The school has not yet spoken publicly on the controversy.

A spokesperson for the head of the school Dr. William M. Donohue defended Fonte’s work.

“Dalton does not teach, nor have we ever taught, the type of curriculum that is being suggested,” the spokesman told the Post. “Our health classes do teach students important lessons related to body positivity, consent, and boundary setting with friends and others.

“A small number of parents who misinterpreted the lessons this fall and expressed concerns were offered meetings with faculty to clarify. No additional concerns have been expressed to faculty.”

On her website, Fonte bills herself as an educator who has “reveled in disrupting health education for 10 years.”
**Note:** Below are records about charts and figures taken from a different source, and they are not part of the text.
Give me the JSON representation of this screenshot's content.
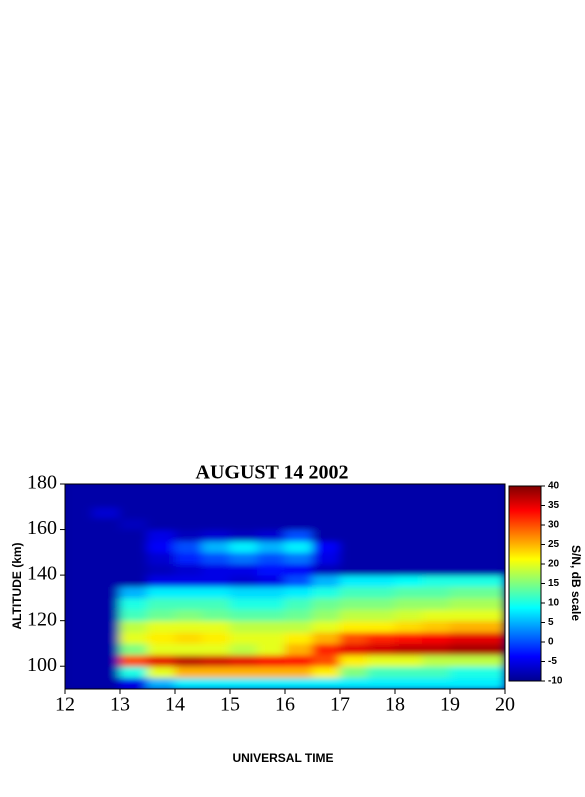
{
  "chart_data": {
    "type": "heatmap",
    "title": "AUGUST 14  2002",
    "x_label": "UNIVERSAL TIME",
    "y_label": "ALTITUDE (km)",
    "colorbar_label": "S/N, dB scale",
    "colormap": "jet",
    "x": [
      12,
      12.5,
      13,
      13.5,
      14,
      14.5,
      15,
      15.5,
      16,
      16.5,
      17,
      17.5,
      18,
      18.5,
      19,
      19.5
    ],
    "y": [
      90,
      95,
      100,
      105,
      110,
      115,
      120,
      125,
      130,
      135,
      140,
      145,
      150,
      155,
      160,
      165,
      170,
      175
    ],
    "z": [
      [
        -8,
        -8,
        -5,
        5,
        8,
        8,
        8,
        8,
        8,
        8,
        8,
        8,
        8,
        8,
        8,
        8
      ],
      [
        -8,
        -8,
        10,
        20,
        25,
        25,
        25,
        25,
        25,
        22,
        15,
        12,
        12,
        12,
        10,
        10
      ],
      [
        -8,
        -8,
        30,
        35,
        37,
        36,
        35,
        34,
        33,
        30,
        22,
        20,
        20,
        18,
        18,
        18
      ],
      [
        -8,
        -8,
        15,
        20,
        20,
        20,
        18,
        20,
        25,
        32,
        35,
        36,
        37,
        37,
        38,
        38
      ],
      [
        -8,
        -8,
        20,
        22,
        23,
        22,
        20,
        20,
        22,
        25,
        30,
        32,
        33,
        34,
        35,
        35
      ],
      [
        -8,
        -8,
        18,
        20,
        20,
        20,
        18,
        18,
        18,
        20,
        22,
        22,
        23,
        24,
        25,
        25
      ],
      [
        -8,
        -8,
        12,
        14,
        15,
        14,
        13,
        13,
        14,
        16,
        18,
        18,
        19,
        20,
        20,
        20
      ],
      [
        -8,
        -8,
        10,
        12,
        12,
        12,
        10,
        10,
        12,
        14,
        15,
        15,
        16,
        16,
        17,
        17
      ],
      [
        -8,
        -8,
        5,
        8,
        8,
        8,
        7,
        7,
        8,
        10,
        12,
        12,
        13,
        13,
        14,
        14
      ],
      [
        -8,
        -8,
        -8,
        -5,
        -5,
        -5,
        -6,
        -5,
        0,
        5,
        8,
        8,
        9,
        10,
        10,
        10
      ],
      [
        -8,
        -8,
        -8,
        -7,
        -6,
        -5,
        -5,
        -3,
        -4,
        -7,
        -8,
        -8,
        -8,
        -8,
        -8,
        -8
      ],
      [
        -8,
        -8,
        -8,
        -6,
        -2,
        0,
        2,
        0,
        2,
        -5,
        -8,
        -8,
        -8,
        -8,
        -8,
        -8
      ],
      [
        -8,
        -8,
        -8,
        -4,
        0,
        5,
        8,
        5,
        8,
        -4,
        -8,
        -8,
        -8,
        -8,
        -8,
        -8
      ],
      [
        -8,
        -8,
        -8,
        -5,
        -7,
        -6,
        -7,
        -6,
        0,
        -8,
        -8,
        -8,
        -8,
        -8,
        -8,
        -8
      ],
      [
        -8,
        -8,
        -7,
        -8,
        -8,
        -8,
        -8,
        -8,
        -8,
        -8,
        -8,
        -8,
        -8,
        -8,
        -8,
        -8
      ],
      [
        -8,
        -6,
        -8,
        -8,
        -8,
        -8,
        -8,
        -8,
        -8,
        -8,
        -8,
        -8,
        -8,
        -8,
        -8,
        -8
      ],
      [
        -8,
        -8,
        -8,
        -8,
        -8,
        -8,
        -8,
        -8,
        -8,
        -8,
        -8,
        -8,
        -8,
        -8,
        -8,
        -8
      ],
      [
        -8,
        -8,
        -8,
        -8,
        -8,
        -8,
        -8,
        -8,
        -8,
        -8,
        -8,
        -8,
        -8,
        -8,
        -8,
        -8
      ]
    ],
    "xlim": [
      12,
      20
    ],
    "xticks": [
      12,
      13,
      14,
      15,
      16,
      17,
      18,
      19,
      20
    ],
    "ylim": [
      90,
      180
    ],
    "yticks": [
      100,
      120,
      140,
      160,
      180
    ],
    "zlim": [
      -10,
      40
    ],
    "zticks": [
      -10,
      -5,
      0,
      5,
      10,
      15,
      20,
      25,
      30,
      35,
      40
    ]
  }
}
Fonte’s workshop appears to be linked with a “pornography literacy” program for teens developed in 2016 in Boston.

Among other things, the early program was designed to teach students that “pornography is created for entertainment and generally not for instructional purposes.”

The program was also intended to teach children the dangers of pron, such as exchanging nude images with one another, though Fonte’s lesson reportedly didn’t touch on the matter.

A spokesperson for the Foundation Against Intolerance and Racism (FAIR) told the Post: “This is all part of an orthodoxy that has taken over schools across the country.

“Millions of kids are being experimented on with a new curriculum that racializes and sexualizes young children, labels them by traits like skin color, gender or sexual orientation, and tells them the paths of their lives are determined by those traits.”